Vitamin B is not just one type of substance, but twelve related vitamins. You may see each of these discussed individually, and foods containing B vitamins often list them by separate type. The most common B vitamins include thiamine (B1), riboflavin (B2), niacin (B3), and folic acid (B9). Vitamin B is considered essential to a healthy diet. On a cellular level, these vitamins accomplish a wide range of tasks. They are particularly important for healthy eyes, hair, skin, nerves, and liver function. If you eat a well balanced diet, you should be taking in all of the Vitamin B your body needs, but this is not always the case, especially if you eat a lot of processed foods. Here’s how to eat more vitamin B:
- Sources of thiamine and riboflavin. Vitamins B1 and B2, they are found in whole grains and cereals, kidney beans, potatoes, and fish. Enriched whole grain breads contain particularly high levels of riboflavin; it can also be found in Brussels sprouts, mushrooms, and leafy green vegetables. Thiamine is found in especially high levels in oysters.
- Sources of niacin. Niacin or B3 can be found in fish, chicken, liver, beans, nuts (especially peanuts or peanut butter), and whole grains.
- Sources of vitamin B9. Good sources of folic acid include wheat bread, beans, nuts, peas, green leafy vegetables (especially asparagus), citrus fruits (particularly cantaloupe), and liver. Fermented products or those containing yeast also tend to have high levels of folic acid.
- Sources of other B vitamins. Some vitamins, including B5, are found in nearly all foods. Overall, liver, nuts, beans, and whole wheat are foods containing many vitamin B substances.

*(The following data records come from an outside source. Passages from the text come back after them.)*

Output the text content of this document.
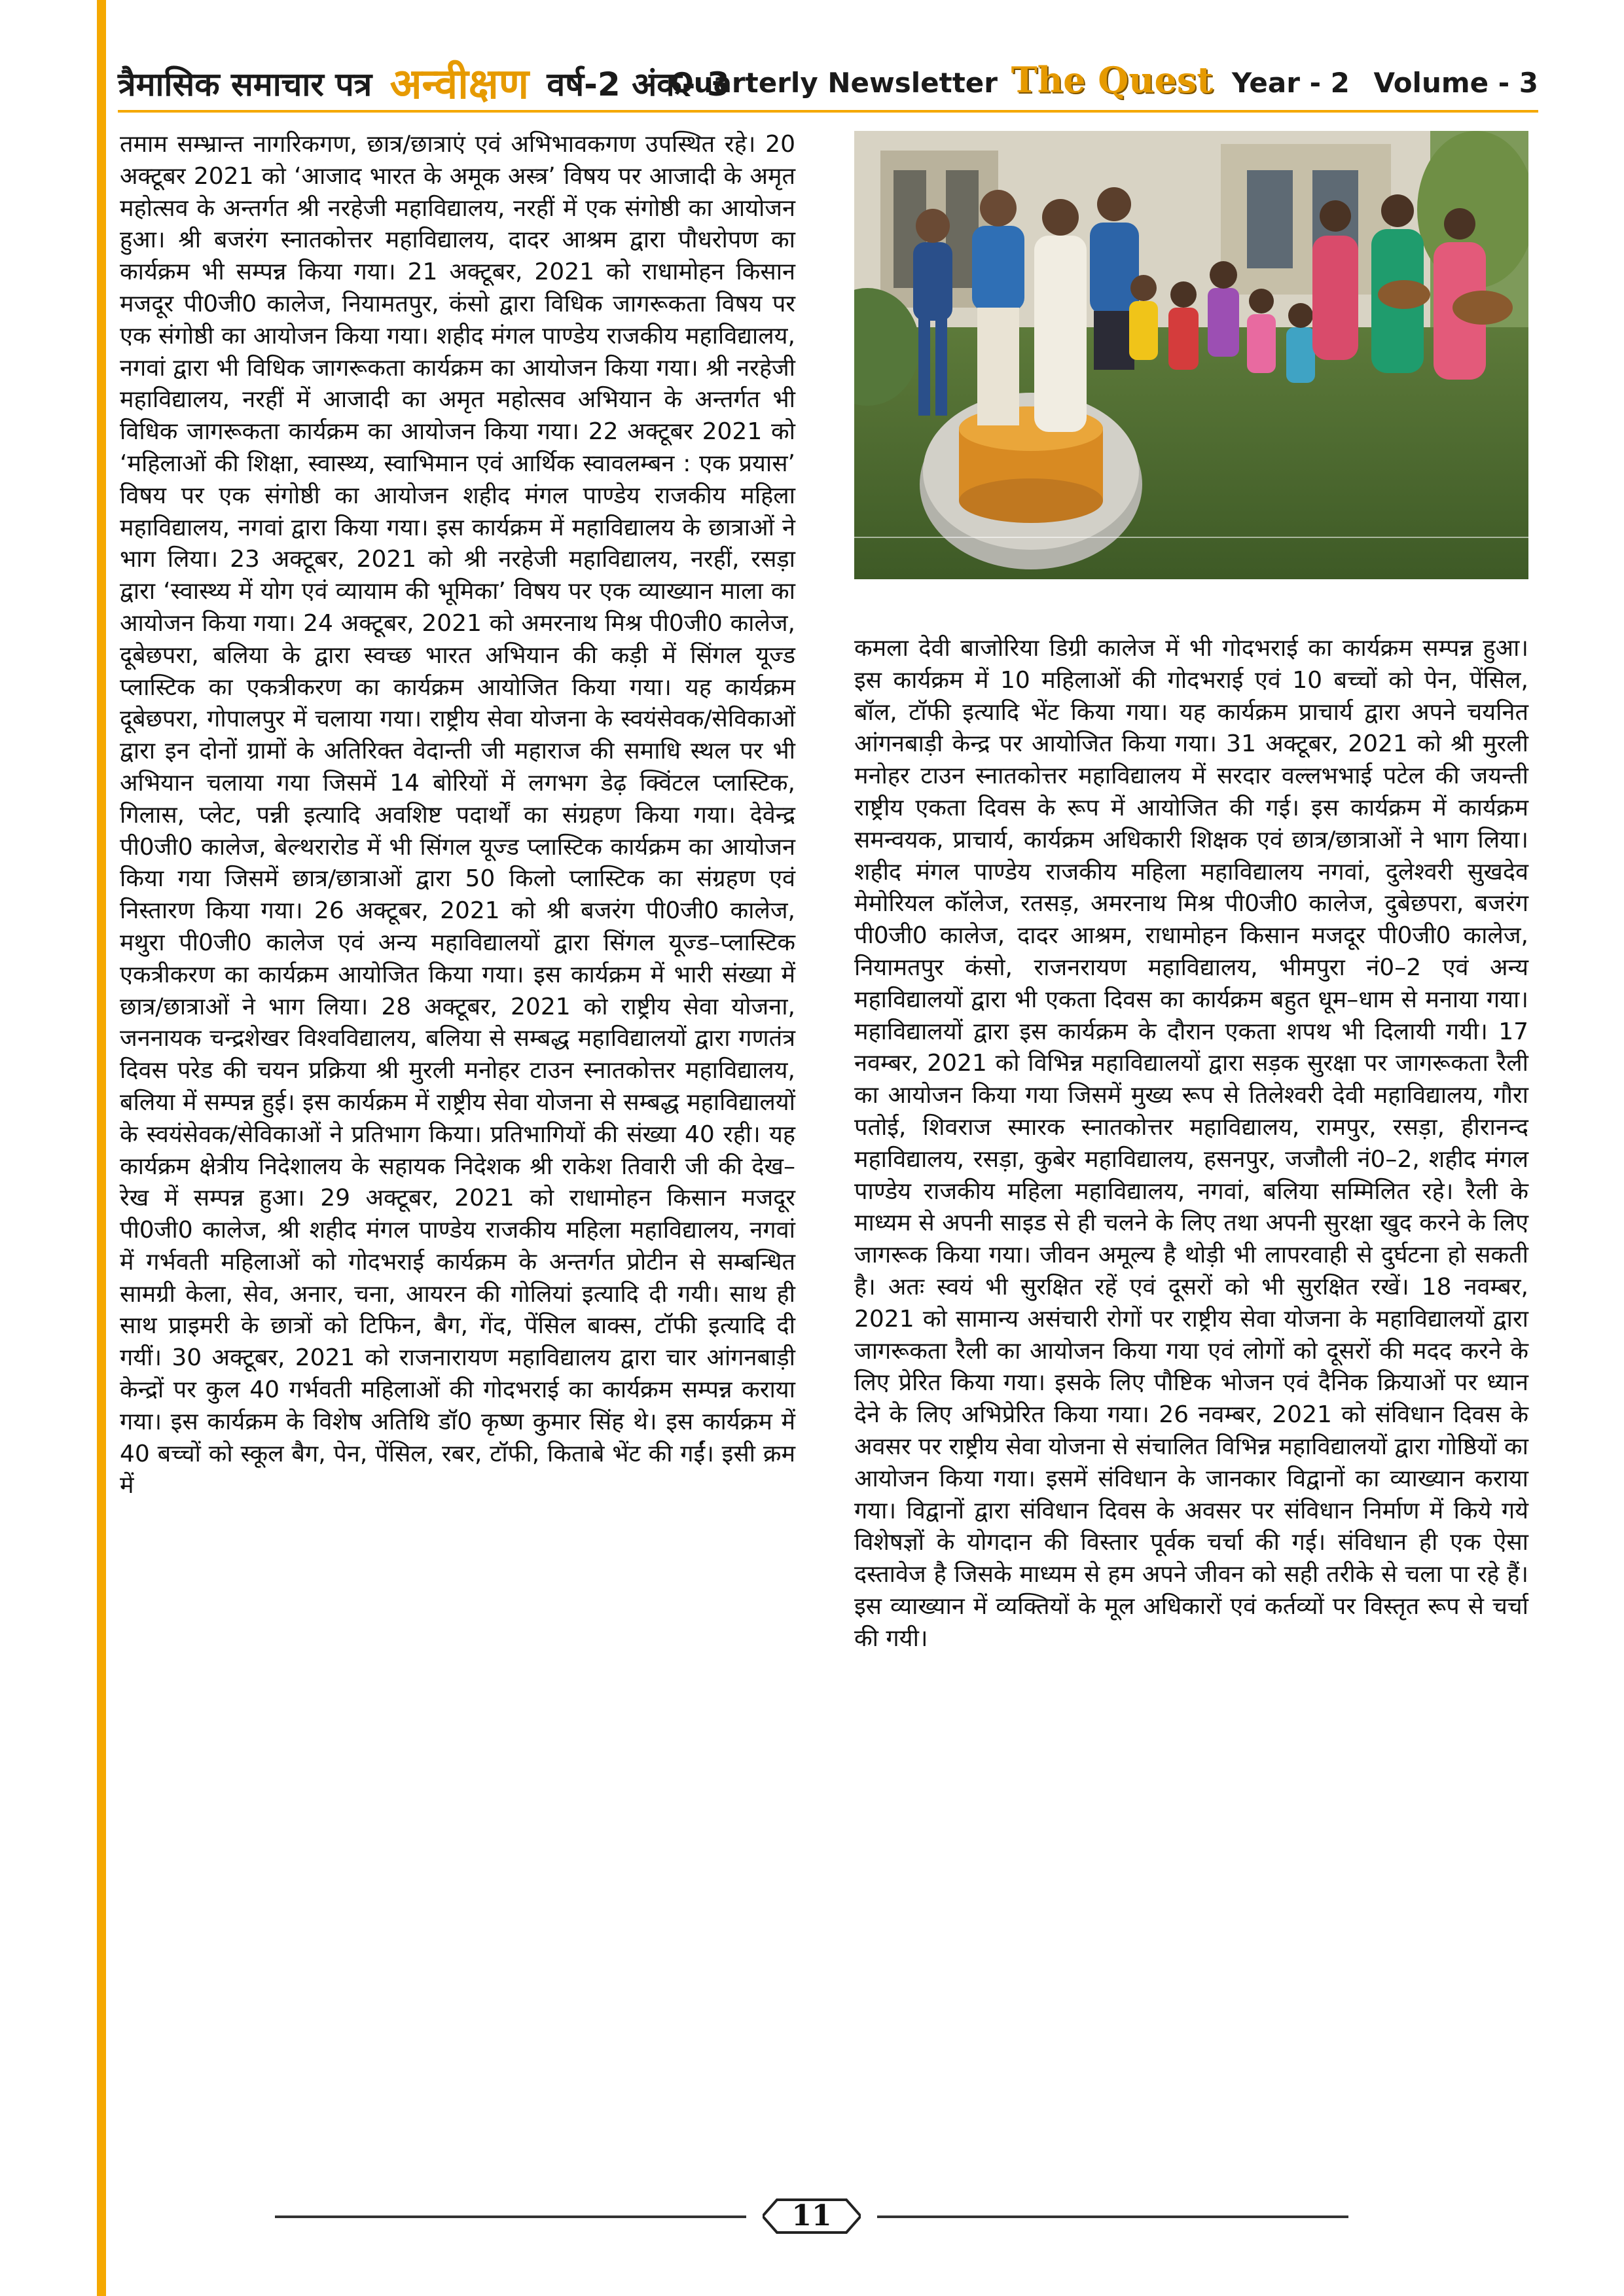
त्रैमासिक समाचार पत्र अन्वीक्षण वर्ष-2 अंक- 3
Quarterly Newsletter The Quest Year - 2 Volume - 3
तमाम सम्भ्रान्त नागरिकगण, छात्र/छात्राएं एवं अभिभावकगण उपस्थित रहे। 20 अक्टूबर 2021 को ‘आजाद भारत के अमूक अस्त्र’ विषय पर आजादी के अमृत महोत्सव के अन्तर्गत श्री नरहेजी महाविद्यालय, नरहीं में एक संगोष्ठी का आयोजन हुआ। श्री बजरंग स्नातकोत्तर महाविद्यालय, दादर आश्रम द्वारा पौधरोपण का कार्यक्रम भी सम्पन्न किया गया। 21 अक्टूबर, 2021 को राधामोहन किसान मजदूर पी0जी0 कालेज, नियामतपुर, कंसो द्वारा विधिक जागरूकता विषय पर एक संगोष्ठी का आयोजन किया गया। शहीद मंगल पाण्डेय राजकीय महाविद्यालय, नगवां द्वारा भी विधिक जागरूकता कार्यक्रम का आयोजन किया गया। श्री नरहेजी महाविद्यालय, नरहीं में आजादी का अमृत महोत्सव अभियान के अन्तर्गत भी विधिक जागरूकता कार्यक्रम का आयोजन किया गया। 22 अक्टूबर 2021 को ‘महिलाओं की शिक्षा, स्वास्थ्य, स्वाभिमान एवं आर्थिक स्वावलम्बन : एक प्रयास’ विषय पर एक संगोष्ठी का आयोजन शहीद मंगल पाण्डेय राजकीय महिला महाविद्यालय, नगवां द्वारा किया गया। इस कार्यक्रम में महाविद्यालय के छात्राओं ने भाग लिया। 23 अक्टूबर, 2021 को श्री नरहेजी महाविद्यालय, नरहीं, रसड़ा द्वारा ‘स्वास्थ्य में योग एवं व्यायाम की भूमिका’ विषय पर एक व्याख्यान माला का आयोजन किया गया। 24 अक्टूबर, 2021 को अमरनाथ मिश्र पी0जी0 कालेज, दूबेछपरा, बलिया के द्वारा स्वच्छ भारत अभियान की कड़ी में सिंगल यूज्ड प्लास्टिक का एकत्रीकरण का कार्यक्रम आयोजित किया गया। यह कार्यक्रम दूबेछपरा, गोपालपुर में चलाया गया। राष्ट्रीय सेवा योजना के स्वयंसेवक/सेविकाओं द्वारा इन दोनों ग्रामों के अतिरिक्त वेदान्ती जी महाराज की समाधि स्थल पर भी अभियान चलाया गया जिसमें 14 बोरियों में लगभग डेढ़ क्विंटल प्लास्टिक, गिलास, प्लेट, पन्नी इत्यादि अवशिष्ट पदार्थों का संग्रहण किया गया। देवेन्द्र पी0जी0 कालेज, बेल्थरारोड में भी सिंगल यूज्ड प्लास्टिक कार्यक्रम का आयोजन किया गया जिसमें छात्र/छात्राओं द्वारा 50 किलो प्लास्टिक का संग्रहण एवं निस्तारण किया गया। 26 अक्टूबर, 2021 को श्री बजरंग पी0जी0 कालेज, मथुरा पी0जी0 कालेज एवं अन्य महाविद्यालयों द्वारा सिंगल यूज्ड–प्लास्टिक एकत्रीकरण का कार्यक्रम आयोजित किया गया। इस कार्यक्रम में भारी संख्या में छात्र/छात्राओं ने भाग लिया। 28 अक्टूबर, 2021 को राष्ट्रीय सेवा योजना, जननायक चन्द्रशेखर विश्वविद्यालय, बलिया से सम्बद्ध महाविद्यालयों द्वारा गणतंत्र दिवस परेड की चयन प्रक्रिया श्री मुरली मनोहर टाउन स्नातकोत्तर महाविद्यालय, बलिया में सम्पन्न हुई। इस कार्यक्रम में राष्ट्रीय सेवा योजना से सम्बद्ध महाविद्यालयों के स्वयंसेवक/सेविकाओं ने प्रतिभाग किया। प्रतिभागियों की संख्या 40 रही। यह कार्यक्रम क्षेत्रीय निदेशालय के सहायक निदेशक श्री राकेश तिवारी जी की देख–रेख में सम्पन्न हुआ। 29 अक्टूबर, 2021 को राधामोहन किसान मजदूर पी0जी0 कालेज, श्री शहीद मंगल पाण्डेय राजकीय महिला महाविद्यालय, नगवां में गर्भवती महिलाओं को गोदभराई कार्यक्रम के अन्तर्गत प्रोटीन से सम्बन्धित सामग्री केला, सेव, अनार, चना, आयरन की गोलियां इत्यादि दी गयी। साथ ही साथ प्राइमरी के छात्रों को टिफिन, बैग, गेंद, पेंसिल बाक्स, टॉफी इत्यादि दी गयीं। 30 अक्टूबर, 2021 को राजनारायण महाविद्यालय द्वारा चार आंगनबाड़ी केन्द्रों पर कुल 40 गर्भवती महिलाओं की गोदभराई का कार्यक्रम सम्पन्न कराया गया। इस कार्यक्रम के विशेष अतिथि डॉ0 कृष्ण कुमार सिंह थे। इस कार्यक्रम में 40 बच्चों को स्कूल बैग, पेन, पेंसिल, रबर, टॉफी, किताबे भेंट की गईं। इसी क्रम में
कमला देवी बाजोरिया डिग्री कालेज में भी गोदभराई का कार्यक्रम सम्पन्न हुआ। इस कार्यक्रम में 10 महिलाओं की गोदभराई एवं 10 बच्चों को पेन, पेंसिल, बॉल, टॉफी इत्यादि भेंट किया गया। यह कार्यक्रम प्राचार्य द्वारा अपने चयनित आंगनबाड़ी केन्द्र पर आयोजित किया गया। 31 अक्टूबर, 2021 को श्री मुरली मनोहर टाउन स्नातकोत्तर महाविद्यालय में सरदार वल्लभभाई पटेल की जयन्ती राष्ट्रीय एकता दिवस के रूप में आयोजित की गई। इस कार्यक्रम में कार्यक्रम समन्वयक, प्राचार्य, कार्यक्रम अधिकारी शिक्षक एवं छात्र/छात्राओं ने भाग लिया। शहीद मंगल पाण्डेय राजकीय महिला महाविद्यालय नगवां, दुलेश्वरी सुखदेव मेमोरियल कॉलेज, रतसड़, अमरनाथ मिश्र पी0जी0 कालेज, दुबेछपरा, बजरंग पी0जी0 कालेज, दादर आश्रम, राधामोहन किसान मजदूर पी0जी0 कालेज, नियामतपुर कंसो, राजनरायण महाविद्यालय, भीमपुरा नं0–2 एवं अन्य महाविद्यालयों द्वारा भी एकता दिवस का कार्यक्रम बहुत धूम–धाम से मनाया गया। महाविद्यालयों द्वारा इस कार्यक्रम के दौरान एकता शपथ भी दिलायी गयी। 17 नवम्बर, 2021 को विभिन्न महाविद्यालयों द्वारा सड़क सुरक्षा पर जागरूकता रैली का आयोजन किया गया जिसमें मुख्य रूप से तिलेश्वरी देवी महाविद्यालय, गौरा पतोई, शिवराज स्मारक स्नातकोत्तर महाविद्यालय, रामपुर, रसड़ा, हीरानन्द महाविद्यालय, रसड़ा, कुबेर महाविद्यालय, हसनपुर, जजौली नं0–2, शहीद मंगल पाण्डेय राजकीय महिला महाविद्यालय, नगवां, बलिया सम्मिलित रहे। रैली के माध्यम से अपनी साइड से ही चलने के लिए तथा अपनी सुरक्षा खुद करने के लिए जागरूक किया गया। जीवन अमूल्य है थोड़ी भी लापरवाही से दुर्घटना हो सकती है। अतः स्वयं भी सुरक्षित रहें एवं दूसरों को भी सुरक्षित रखें। 18 नवम्बर, 2021 को सामान्य असंचारी रोगों पर राष्ट्रीय सेवा योजना के महाविद्यालयों द्वारा जागरूकता रैली का आयोजन किया गया एवं लोगों को दूसरों की मदद करने के लिए प्रेरित किया गया। इसके लिए पौष्टिक भोजन एवं दैनिक क्रियाओं पर ध्यान देने के लिए अभिप्रेरित किया गया। 26 नवम्बर, 2021 को संविधान दिवस के अवसर पर राष्ट्रीय सेवा योजना से संचालित विभिन्न महाविद्यालयों द्वारा गोष्ठियों का आयोजन किया गया। इसमें संविधान के जानकार विद्वानों का व्याख्यान कराया गया। विद्वानों द्वारा संविधान दिवस के अवसर पर संविधान निर्माण में किये गये विशेषज्ञों के योगदान की विस्तार पूर्वक चर्चा की गई। संविधान ही एक ऐसा दस्तावेज है जिसके माध्यम से हम अपने जीवन को सही तरीके से चला पा रहे हैं। इस व्याख्यान में व्यक्तियों के मूल अधिकारों एवं कर्तव्यों पर विस्तृत रूप से चर्चा की गयी।
11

- Avoid activities and foods that diminish your vitamin B stores. Refined sugar and drugs can deplete the vitamin B in your body. So can a range of other toxins, as well as coffee, tea, and alcohol. Overcooking foods that contain vitamin B can reduce the amount of vitamins remaining in the food. Reduce your consumption of processed foods, which generally do not contain sufficient levels of B vitamins.
- Consider vitamin supplements. Although most people do not have sufficiently low levels of B vitamins to require supplements, B complex vitamins are available in this form.
The daily requirements for B-complex vitamins vary widely, from less than 3mg to more than 18mg per day. These requirements vary based on the particular B vitamin as well as age and gender. Those who are frequently partake in strenuous physical activity typically need to eat more vitamin B than others. Deficiencies in Vitamin B include a wide range of conditions depending on the specific B complexes that are lacking in your diet.